SYDNEY, May 2 (UPI) -- Australian researchers studying koala populations say simply planting trees could be the solution to expanding their habitat and allowing their numbers to grow.
University of Sydney researchers using GPS collars fitted to koalas found the vulnerable mammals were most at risk from living in small patches of forests near roads and train tracks, a university release said Monday.
In 2006, prompted by concerns koalas were in serious decline in New South Wales, the state government commissioned a population survey.
The study identified one area -- near the town of Gunnedah -- where the koala numbers were high and increasing rapidly.

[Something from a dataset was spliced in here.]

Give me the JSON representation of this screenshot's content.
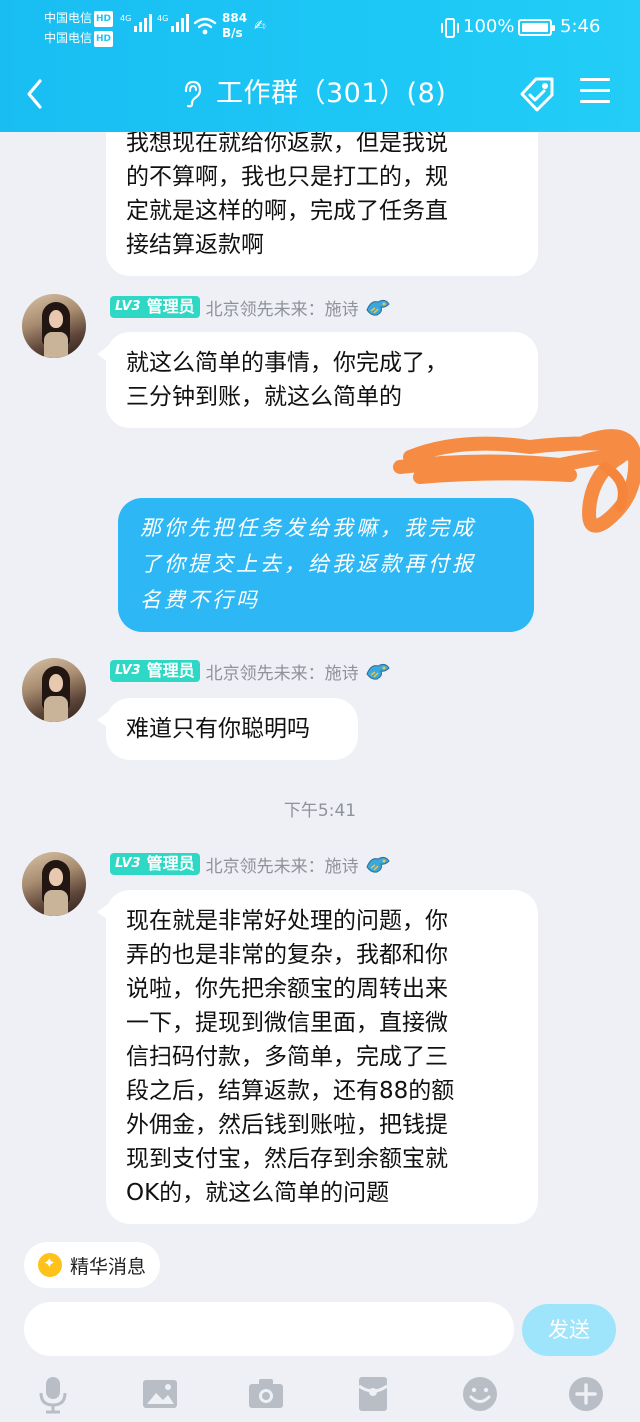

"We knew a massive tree planting effort had taken place in the 1990s, so we wanted to know if that campaign had led to an increase in koalas and whether we could use this information to guide areas of koala decline," Mathew Crowther of Sydney's school of biological sciences said.
Results showed that koalas were actively using the newly planted trees in Gunnedah.
"It is encouraging to see that koalas can use a variety of trees, including newly planted eucalyptus, and are not restricted to old-growth forests," Crowther said.
"The fact that the koalas in Gunnedah are using trees planted in the 1990s means that simply planting the right trees could expand their habitat and mitigate some of the current problems we are seeing with koalas living in such fragmented patches of forest," he said.